Betuel Castro Camacho from Colombia said the officers didn’t believe he wasn’t Venezuelan and hit him in the stomach four times, even breaking his phone. The lawsuit says the abuse happened from October 2023 to May 2024, and names two Home Depot employees and two CPD officers as responsible.
Castro Camacho recalled being handcuffed, beaten, and insulted in May, with guards saying, “this country was better without Venezuelans.” Four of the five workers, including Castro Camacho, were charged with criminal trespass. They claim that when on-duty officers arrived, they were forced to sign documents they couldn’t read under threat of more violence.
Most of the workers’ charges have been dropped, except for one awaiting a hearing on August 14. The Home Depot in southwest Chicago had similar allegations in 2008 when workers sued the city, Home Depot, and CPD officers for wrongful arrests.
The lawsuit says that these incidents are part of a long history of CPD mistreating day laborers, Black and Latino communities, migrants, and other people of color. The workers want the court to force CPD to change its rules for officers working part-time security. Fulleord stated, “Because of the harassment and abuse, we demand that the city stops letting officers use force against community members while working part-time security.”

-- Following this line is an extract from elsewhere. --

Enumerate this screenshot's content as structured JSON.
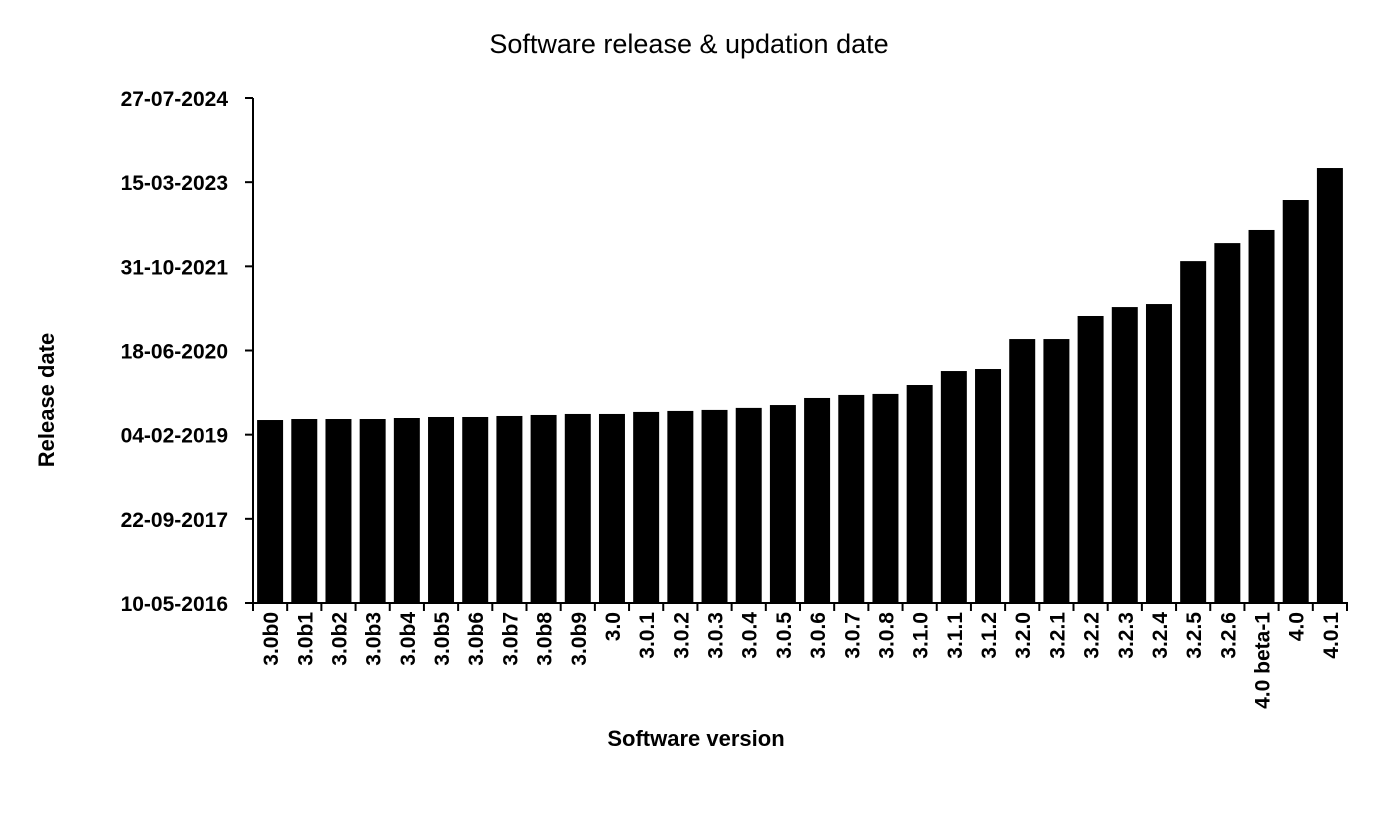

The CPD often doesn’t require officers to reveal details about their part-time jobs. In 2017, an investigation found that Chicago has one of the most lenient policies for officers working part-time among the 50 largest local and county law enforcement agencies in the country. The plaintiffs argue that the city and Police Department must better monitor off-duty officers to prevent incidents of excessive force.